Rose-colored cycling glasses
Complete commuting harmony — it’s a vision that, if we hold drivers accountable in the U.S., then perhaps we, too, can enjoy a commuting renaissance.
Not so fast, says Kemp. “The car has been king for so long that even the mere thought of managing one’s right to use a car is ridiculous.”
Kemp, however, wears a cycling cap, and for a man who has spent the last several years trying to figure out ways to emulate that Dutch model, hope abounds in every sentence. His plan is grand, but his expectations grounded in reality. His cycling glasses may be rose-colored, but he’s still riding on roads that essentially belong to motorists.
“The term we use is ‘complete streets,’ where you plan from the face of the curb to the face of the curb, and you incorporate transit stops, and bicycle lanes,” says Kemp. “We’re moving towards protected bike lanes or buffer bike lanes as the new normal. So, you’re really trying to include pedestrians, bicyclists, transit users, and motor vehicles in the planning process. This was thought up in the 1990s and now more and more cities are starting to adopt a complete streets policy. As we look at these streets and form connections, we are now making these livable streets for everyone.”
It certainly seems logical, but the outcry from motorists is inevitable, and it will be a loud and potent outcry. This became evident during an experiment in Boulder that redesigned a busy road with a protected bike lane on either side, cutting down motorized traffic from four lanes to two. The immediate outcry from motorists forced city council members to delay similar projects. Motorists bemoaned the delays (up to 60 seconds total, essentially nothing more than an extra stop light), and the city council reversed course. Instead of continuing with the plan to see how it played out long-term.
Still, there’s plenty to be hopeful about. Milennials are driving less and cycling more, which means the demand for projects and the unraveling of modes in the U.S. will only get stronger.
“People call that somewhat of a social engineering,” Kemp says of the efforts to boost cyclists’ rights and presence on roads. “But if you look back in the history of streets, we were socially engineered to see that motor vehicles were the only way to go. Now we have to reengineer our social thinking to some degree because it’s really about all modes, not just driving.”
As inefficient as it may be, retrofitting is perhaps the best bet for cycling success in the United States. In a culture slow to band together for the greater good, incremental progress, even at a snail’s pace, is still progress. Americans aren’t ready to rip off any band-aids; it’s a slow-peeling process, a painful one at that.
When a horrific shooting takes place, it’s common for politicians to get on television and say, “We need to start a national discussion.” But it’s not true. The time for discussion ended long before the shooting. Discussion leads to capitulating. The same can be said for cycling infrastructure: The time for talk is over.

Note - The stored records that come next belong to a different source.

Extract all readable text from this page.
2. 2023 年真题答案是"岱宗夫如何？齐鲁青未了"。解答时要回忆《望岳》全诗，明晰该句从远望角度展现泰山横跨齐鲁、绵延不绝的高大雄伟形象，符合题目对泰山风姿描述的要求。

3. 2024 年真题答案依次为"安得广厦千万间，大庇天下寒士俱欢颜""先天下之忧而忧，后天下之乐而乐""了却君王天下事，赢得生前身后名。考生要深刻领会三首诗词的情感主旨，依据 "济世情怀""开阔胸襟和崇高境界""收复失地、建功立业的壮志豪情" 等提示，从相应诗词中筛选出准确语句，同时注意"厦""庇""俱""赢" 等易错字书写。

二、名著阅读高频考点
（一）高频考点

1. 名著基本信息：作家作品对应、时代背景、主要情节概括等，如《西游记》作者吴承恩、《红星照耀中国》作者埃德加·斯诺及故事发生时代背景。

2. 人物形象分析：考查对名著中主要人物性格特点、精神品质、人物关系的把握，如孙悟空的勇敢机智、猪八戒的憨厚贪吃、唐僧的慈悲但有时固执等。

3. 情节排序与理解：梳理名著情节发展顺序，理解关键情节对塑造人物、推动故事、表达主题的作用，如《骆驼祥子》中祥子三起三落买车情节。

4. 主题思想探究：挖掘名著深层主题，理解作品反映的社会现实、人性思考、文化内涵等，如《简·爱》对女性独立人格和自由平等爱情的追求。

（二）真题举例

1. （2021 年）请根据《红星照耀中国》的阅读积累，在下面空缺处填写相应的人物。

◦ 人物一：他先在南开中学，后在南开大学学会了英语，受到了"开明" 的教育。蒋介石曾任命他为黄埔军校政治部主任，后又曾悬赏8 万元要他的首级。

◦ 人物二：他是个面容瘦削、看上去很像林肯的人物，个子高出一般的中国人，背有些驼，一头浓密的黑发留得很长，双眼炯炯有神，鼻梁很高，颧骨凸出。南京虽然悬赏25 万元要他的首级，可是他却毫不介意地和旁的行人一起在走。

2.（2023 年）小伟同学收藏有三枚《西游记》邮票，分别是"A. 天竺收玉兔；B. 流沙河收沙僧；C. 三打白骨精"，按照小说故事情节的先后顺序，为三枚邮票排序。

But like all painful processes, dialogue is necessary. Perhaps the key to the puzzle is convincing motorists that right-sizing and retrofitting is beneficial to them as well, not just to cyclists. It’s a tough case to make, yet it’s ultimately true. The hard sell is to city governments, but the soft sell is to everyday motorists who are always one inch from anger, one text away from a horrific collision. With any luck, that soft sell won’t have to be our own Kindermoord.